Tim Stanley argues that “[m]asks in schools are as pointless as they are cruel.” A slice:

Why? We’ve known for a long time that Covid threatens children the least, so we can’t be that worried about how it affects their health. My suspicion is that the teaching unions have insisted upon this as a novel method of keeping the little blighters quiet. I once worked in a primary school (a mean lot of seven-year-olds, playtime was like Lord of the Flies) and if the government had sanctioned gagging children, I would gladly have done it.

But it is cruel, wickedly – and injurious to mental health. Given the fuss made about teachers wearing niqabs, on the grounds that a hidden face undermines teaching, it’s hypocritical, too.

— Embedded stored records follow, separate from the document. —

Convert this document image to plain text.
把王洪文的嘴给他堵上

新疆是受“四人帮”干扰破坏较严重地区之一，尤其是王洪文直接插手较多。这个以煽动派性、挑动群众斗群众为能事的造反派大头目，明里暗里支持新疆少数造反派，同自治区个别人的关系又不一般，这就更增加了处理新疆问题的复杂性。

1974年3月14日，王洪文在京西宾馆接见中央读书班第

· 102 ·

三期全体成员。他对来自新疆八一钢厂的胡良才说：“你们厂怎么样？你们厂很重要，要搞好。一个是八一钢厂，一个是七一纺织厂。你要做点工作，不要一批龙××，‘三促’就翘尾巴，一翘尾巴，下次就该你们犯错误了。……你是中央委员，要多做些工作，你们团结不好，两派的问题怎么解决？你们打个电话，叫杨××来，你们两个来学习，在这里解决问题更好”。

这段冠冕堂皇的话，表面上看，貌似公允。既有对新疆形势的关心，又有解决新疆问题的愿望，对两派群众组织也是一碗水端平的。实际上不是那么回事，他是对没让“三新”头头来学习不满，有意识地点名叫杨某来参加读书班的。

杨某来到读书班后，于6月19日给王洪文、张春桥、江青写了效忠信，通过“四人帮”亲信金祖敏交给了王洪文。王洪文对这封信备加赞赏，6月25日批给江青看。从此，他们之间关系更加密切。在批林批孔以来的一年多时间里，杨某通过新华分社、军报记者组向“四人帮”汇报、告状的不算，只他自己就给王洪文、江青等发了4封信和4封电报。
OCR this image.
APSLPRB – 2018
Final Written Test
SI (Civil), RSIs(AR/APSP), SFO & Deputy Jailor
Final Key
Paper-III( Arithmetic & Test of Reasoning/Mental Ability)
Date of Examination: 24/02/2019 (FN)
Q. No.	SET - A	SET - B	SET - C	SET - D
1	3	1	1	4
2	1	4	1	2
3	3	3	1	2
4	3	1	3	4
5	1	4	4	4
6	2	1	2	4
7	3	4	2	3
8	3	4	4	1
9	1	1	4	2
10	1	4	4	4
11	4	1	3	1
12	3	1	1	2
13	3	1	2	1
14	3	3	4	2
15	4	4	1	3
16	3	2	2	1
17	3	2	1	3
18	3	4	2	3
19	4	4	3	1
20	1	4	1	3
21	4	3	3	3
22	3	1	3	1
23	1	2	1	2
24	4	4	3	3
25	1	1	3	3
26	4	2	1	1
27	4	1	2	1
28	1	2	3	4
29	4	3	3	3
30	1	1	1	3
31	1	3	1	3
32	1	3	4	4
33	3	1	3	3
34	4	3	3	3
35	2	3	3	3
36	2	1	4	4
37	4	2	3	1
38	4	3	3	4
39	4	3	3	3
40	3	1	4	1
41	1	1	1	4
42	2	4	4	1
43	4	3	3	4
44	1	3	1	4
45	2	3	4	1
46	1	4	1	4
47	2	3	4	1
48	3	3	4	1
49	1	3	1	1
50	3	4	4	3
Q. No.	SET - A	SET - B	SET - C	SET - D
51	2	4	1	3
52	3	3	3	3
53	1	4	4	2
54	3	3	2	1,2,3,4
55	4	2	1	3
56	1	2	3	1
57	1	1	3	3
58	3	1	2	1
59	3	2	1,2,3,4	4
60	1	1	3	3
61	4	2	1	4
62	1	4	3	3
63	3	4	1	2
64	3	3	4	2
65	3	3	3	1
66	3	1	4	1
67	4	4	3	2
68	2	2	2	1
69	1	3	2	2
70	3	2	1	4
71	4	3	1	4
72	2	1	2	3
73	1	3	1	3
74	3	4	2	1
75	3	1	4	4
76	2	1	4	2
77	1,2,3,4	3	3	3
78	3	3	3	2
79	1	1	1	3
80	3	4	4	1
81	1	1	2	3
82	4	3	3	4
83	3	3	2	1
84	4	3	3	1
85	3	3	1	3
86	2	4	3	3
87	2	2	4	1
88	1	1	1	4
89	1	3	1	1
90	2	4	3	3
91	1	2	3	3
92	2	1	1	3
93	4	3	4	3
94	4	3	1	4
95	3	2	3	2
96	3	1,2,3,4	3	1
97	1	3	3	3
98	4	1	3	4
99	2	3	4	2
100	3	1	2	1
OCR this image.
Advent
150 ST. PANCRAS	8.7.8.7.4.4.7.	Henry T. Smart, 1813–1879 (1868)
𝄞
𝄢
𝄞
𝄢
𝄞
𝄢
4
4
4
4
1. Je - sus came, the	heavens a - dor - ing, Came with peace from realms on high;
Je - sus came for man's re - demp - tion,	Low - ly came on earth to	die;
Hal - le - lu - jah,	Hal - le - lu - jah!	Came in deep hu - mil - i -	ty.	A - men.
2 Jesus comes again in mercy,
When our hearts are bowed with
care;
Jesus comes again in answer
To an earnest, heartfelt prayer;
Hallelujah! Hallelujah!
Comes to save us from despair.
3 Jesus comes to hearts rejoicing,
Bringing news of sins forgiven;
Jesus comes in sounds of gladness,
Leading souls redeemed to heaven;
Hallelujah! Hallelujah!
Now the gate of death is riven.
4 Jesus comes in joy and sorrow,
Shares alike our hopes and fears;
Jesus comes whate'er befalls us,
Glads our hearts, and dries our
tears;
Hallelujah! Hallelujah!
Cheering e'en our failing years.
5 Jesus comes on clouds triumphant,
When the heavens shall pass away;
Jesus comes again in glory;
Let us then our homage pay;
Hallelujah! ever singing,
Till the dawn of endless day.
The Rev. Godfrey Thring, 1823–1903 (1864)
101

The mandate is obviously designed to protect teachers and parents (most of whom have now had three jabs), but why wait so late to impose it, when omicron already seems embedded in the population? And why is the requirement scheduled to end on January 26? Perhaps Covid is planning to go skiing.

The justification – always – is that in order to preserve our freedom we must give up a bit more freedom: one last heave! As the restrictions become ever more specific, and sillier, the promise that if we follow them to the letter then one day Covid will be gone entices millions to obey, sometimes even to throw more nonsense into the mix. I witnessed a grown man rise from a table, where he’d eaten maskless with his family, leave the restaurant and then put on a mask to walk about in the open air. By reinforcing hysteria, Covid  restrictions only build the case for more Covid restrictions.

The mind is boggled and the soul is suffocated to encounter the magnitude of stupidity that infuses this tweet from one Dr. Jorge Rodriguez – which I share here as evidence of the sort of appalling ignorance that now confronts humanity:

It’s not just that I think schools shouldn’t be open until the end of January, I don’t think *anything* should be open until the end of January. We should be paid to stay home and provided food for three weeks and we should try an *actual* lockdown to combat the #Omicron surge.

In response to this display by this Dr. Rodriguez of such a remarkable piece of idiocy, Josh Barro tweets:

“We should be paid to stay home and provided food” Who will do the providing, Doctor? Can you contextualize that system for us?